Abstract
Objective:
Neutrophil gelatinase–associated lipocalin (NGAL) has emerged as a reliable marker of acute renal injury and is produced at the maternal–fetal interface but its role in preeclampsia has not been systematically examined. This study investigated whether plasma NGAL concentrations changed in patients with preeclampsia at diagnosis compared to normotensive controls.
Study Design:
A case–control study was performed. Plasma was collected from women with preeclampsia and normotensive controls matched for age, gestational age, and body mass index. Plasma NGAL concentrations were measured by specific enzyme-linked immunosorbent assay.
Results:
Patients with preeclampsia had significantly higher NGAL concentrations than controls (median [range]: 203.8 ng/mL [66.1-575.4] vs 122.8 ng/mL [7.0-669.7]; P = .047). In subgroup analysis, patients with severe preeclampsia had significantly higher NGAL concentrations than those with mild preeclampsia. Plasma NGAL concentrations were positively correlated with the amount of proteinuria in women with preeclampsia (P = .003).
Conclusions:
Plasma NGAL concentrations were significantly elevated in women with preeclampsia versus normotensive controls, and concentrations appear to be associated with the severity of the disease.
Keywords: NGAL, preeclampsia, plasma, biomarker, pregnancy
Introduction
Preeclampsia (gestational proteinuric hypertension) complicates 6% to 8% of all pregnancies, and is a major cause of maternal/perinatal morbidity and mortality.1 It cannot be accurately predicted or prevented, and the only effective treatment is delivery. As such, early and accurate diagnosis is critical to optimize pregnancy outcome. Recent studies have shown that a number of biomarkers may be associated with preeclampsia, including several proangiogenic (vascular endothelial growth factor, placental growth factor) and antiangiogenic factors (soluble fms-like tyrosine kinase 1, soluble endoglin).2–13 We propose that neutrophil gelatinase-associated lipocalin (NGAL) may be another such biomarker.

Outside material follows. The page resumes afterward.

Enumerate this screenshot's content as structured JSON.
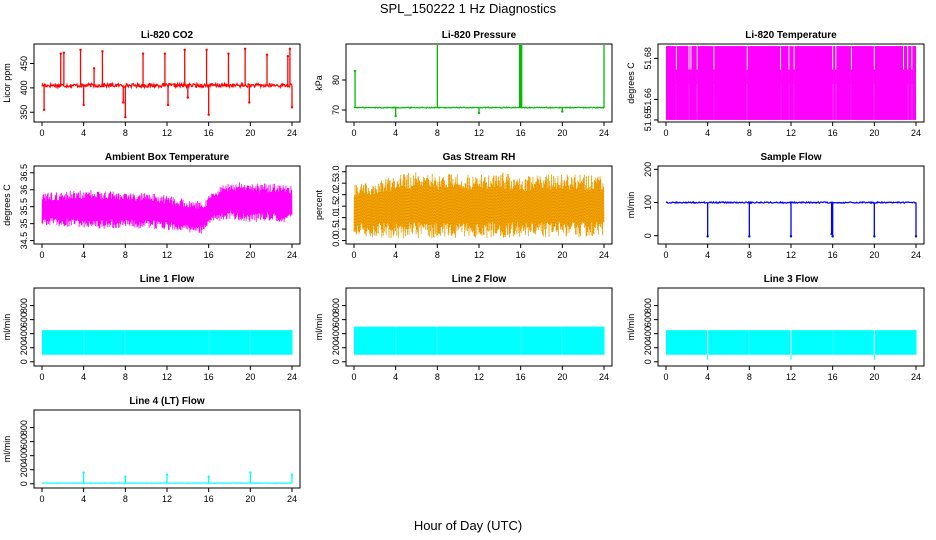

The NGAL is a 25-kDa lipocalin that was originally purified from activated human neutrophils, but has since been shown to be produced by other immune cells, hepatocytes, adipocytes, and renal tubular cells. The NGAL appears to serve primarily as a transport shuttle transferring small molecules (including retinoids, arachidonic acid, prostaglandins, fatty acids, steroids, iron, and matrix metalloproteinases [MMPs]) in a safe and controlled fashion between adjacent cells.14–17 It has also been shown to be a critical component of innate immunity to bacterial infection, a function that appears to be related to its ability to transport and sequester iron into immune cells,18 and has been associated also with cellular growth and differentiation.19,20 The NGAL concentrations are low in healthy human tissues (such as kidney, lung, stomach, liver, and colon), but appear to be upregulated in pathologic conditions following epithelial cell injury.21,22 Several reports suggest a relationship between NGAL and pelvic inflammatory disease,23 chronic obstructive pulmonary disease,24 and atherosclerosis.25 The NGAL expression has also been found in malignancies of the breast, lung, colon, and pancreas,26–28 where it appears to be associated with tumor progression since overexpression of NGAL enhances the enzymatic activity of MMP-9 which, in turn, leads to lysis of basal membranes and extracellular matrix.29–31 The NGAL is not expressed in normal ovaries but is upregulated in ovarian cancer cells.21,32
More recently, NGAL has emerged as a potentially useful diagnostic biomarker for acute kidney injury,33–38 and several studies have reported that elevated NGAL concentration in plasma and/or urine is superior to conventional biomarkers in the prediction of acute kidney injury.38–40 Despite the central role of the kidney in the pathogenesis of preeclampsia and the observation that NGAL is produced at the maternal–fetal interface,41 there have been few studies about the systemic role of NGAL in preeclampsia. In the previous studies, serum NGAL concentrations significantly increased in women who subsequently developed preeclampsia.42,43 The studies showed that NGAL could be used in the prediction of preeclampsia before the clinical diagnosis of the disease. However, comparison of NGAL levels according to the disease severity was not performed in those studies.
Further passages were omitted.